Sollten sich die Schengen-Länder politisch nicht auf Unterstützung für Italien einigen, könnte bald der Gerichtshof für Menschenrechte eingreifen: In Strassburg befasst sich die Grosse Kammer mit einem Fall, in dem sich ein Asylbewerber gegen seine Ausschaffung aus der Schweiz nach Italien wehrt. Ihm und seiner Familie drohe in Italien wegen der desolaten Unterbringungssituation eine unmenschliche Behandlung, argumentiert der Afghane.

Auch Flüchtlingsorganisationen fordern einen Rückschaffungsstopp nach Italien, wie er seit 2011 für Griechenland gilt. Bislang lehnte die Kleine Kammer in Strassburg Beschwerden gegen Abschiebungen nach Italien aber ab. Das Urteil der Grossen Kammer wird nach den Sommerferien erwartet.

Ein Leiturteil, das dem Afghanen recht gäbe, hätte einschneidende Konsequenzen. Solange sich die Bedingungen in Italien nicht gebessert haben, müsste die Schweiz Rückschaffungen nach Italien aussetzen oder zumindest in jedem Einzelfall auf ihre Rechtmässigkeit prüfen. Zurzeit bringt die Schweiz Hunderte Asylbewerber in jene Schengen-Länder zurück, in denen die Leute zuerst ein Asylgesuch gestellt haben. Von April bis Juni seien 678 Personen an den zuständigen Staat überstellt worden, teilte das Bundesamt für Migration gestern mit. Das sind mehr als zehn Prozent der in der gleichen Zeit gestellten rund 5400 Asylgesuche.

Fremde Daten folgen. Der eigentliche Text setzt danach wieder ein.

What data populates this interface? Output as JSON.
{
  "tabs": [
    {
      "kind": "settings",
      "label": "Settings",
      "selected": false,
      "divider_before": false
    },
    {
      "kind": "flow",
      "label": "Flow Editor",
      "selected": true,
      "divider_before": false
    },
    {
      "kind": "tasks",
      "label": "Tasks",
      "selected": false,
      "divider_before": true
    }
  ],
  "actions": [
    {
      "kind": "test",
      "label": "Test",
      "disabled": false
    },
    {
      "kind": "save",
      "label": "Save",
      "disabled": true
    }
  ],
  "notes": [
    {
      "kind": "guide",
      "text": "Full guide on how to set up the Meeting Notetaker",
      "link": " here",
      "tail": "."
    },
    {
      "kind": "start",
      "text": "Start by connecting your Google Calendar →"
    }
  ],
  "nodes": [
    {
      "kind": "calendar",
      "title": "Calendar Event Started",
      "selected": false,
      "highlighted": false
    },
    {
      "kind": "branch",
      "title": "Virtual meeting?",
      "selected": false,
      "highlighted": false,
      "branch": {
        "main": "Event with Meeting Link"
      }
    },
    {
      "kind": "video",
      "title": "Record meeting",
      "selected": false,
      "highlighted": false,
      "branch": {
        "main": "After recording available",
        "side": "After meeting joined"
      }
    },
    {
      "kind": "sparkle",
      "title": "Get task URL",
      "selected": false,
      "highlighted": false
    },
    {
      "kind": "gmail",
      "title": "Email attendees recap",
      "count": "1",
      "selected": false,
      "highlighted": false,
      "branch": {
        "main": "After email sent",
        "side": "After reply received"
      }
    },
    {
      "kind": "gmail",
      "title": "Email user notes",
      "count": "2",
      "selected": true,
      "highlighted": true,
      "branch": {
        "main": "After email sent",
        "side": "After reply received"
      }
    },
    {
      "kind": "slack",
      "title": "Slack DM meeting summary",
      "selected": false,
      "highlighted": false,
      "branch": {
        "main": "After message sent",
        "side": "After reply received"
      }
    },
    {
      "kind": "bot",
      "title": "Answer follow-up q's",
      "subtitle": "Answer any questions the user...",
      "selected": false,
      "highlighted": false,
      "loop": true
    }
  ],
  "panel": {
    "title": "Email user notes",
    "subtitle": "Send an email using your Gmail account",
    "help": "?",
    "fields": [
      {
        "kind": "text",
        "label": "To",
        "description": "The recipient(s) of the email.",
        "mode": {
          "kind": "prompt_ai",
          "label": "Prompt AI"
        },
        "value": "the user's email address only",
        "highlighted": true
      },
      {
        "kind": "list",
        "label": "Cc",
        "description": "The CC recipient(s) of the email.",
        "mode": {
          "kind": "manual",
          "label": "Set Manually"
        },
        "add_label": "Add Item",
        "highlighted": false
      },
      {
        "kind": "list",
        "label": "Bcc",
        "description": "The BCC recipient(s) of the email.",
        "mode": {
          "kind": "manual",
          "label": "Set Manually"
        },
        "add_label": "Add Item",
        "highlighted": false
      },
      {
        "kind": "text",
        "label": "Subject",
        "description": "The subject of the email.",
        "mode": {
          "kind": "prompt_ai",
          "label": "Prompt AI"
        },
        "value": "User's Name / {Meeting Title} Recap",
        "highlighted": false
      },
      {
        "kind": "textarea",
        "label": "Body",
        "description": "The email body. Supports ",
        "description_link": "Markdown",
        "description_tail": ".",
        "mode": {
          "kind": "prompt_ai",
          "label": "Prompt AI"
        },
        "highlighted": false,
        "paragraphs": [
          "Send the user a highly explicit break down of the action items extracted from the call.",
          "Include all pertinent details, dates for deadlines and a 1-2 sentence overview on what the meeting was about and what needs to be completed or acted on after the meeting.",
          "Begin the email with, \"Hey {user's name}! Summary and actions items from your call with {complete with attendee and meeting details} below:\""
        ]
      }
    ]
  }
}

Herausforderung für Juncker

Die Flüchtlingskrise am Mittelmeer dürfte auch eine der grossen Herausforderungen für Jean-Claude Juncker werden, der heute zum neuen Präsidenten der EU-Kommission gewählt werden soll. Der Luxemburger hat angekündigt, dass er mit den Mitgliedsstaaten darüber reden will, Möglichkeiten für legale Einwanderung aus den Ländern Nordafrikas zu schaffen. Damit will er erreichen, dass Migranten sich nicht mehr in die Hände von Schleppern begeben müssen.

Gleichzeitig will der künftige Chef der Brüsseler Kommission aber auch den Schutz der Aussengrenze verstärken und das Budget der Grenzagentur Frontex erhöhen. Juncker könnte zudem in der EU-Behörde den neuen Posten eines Migrationskommissars schaffen.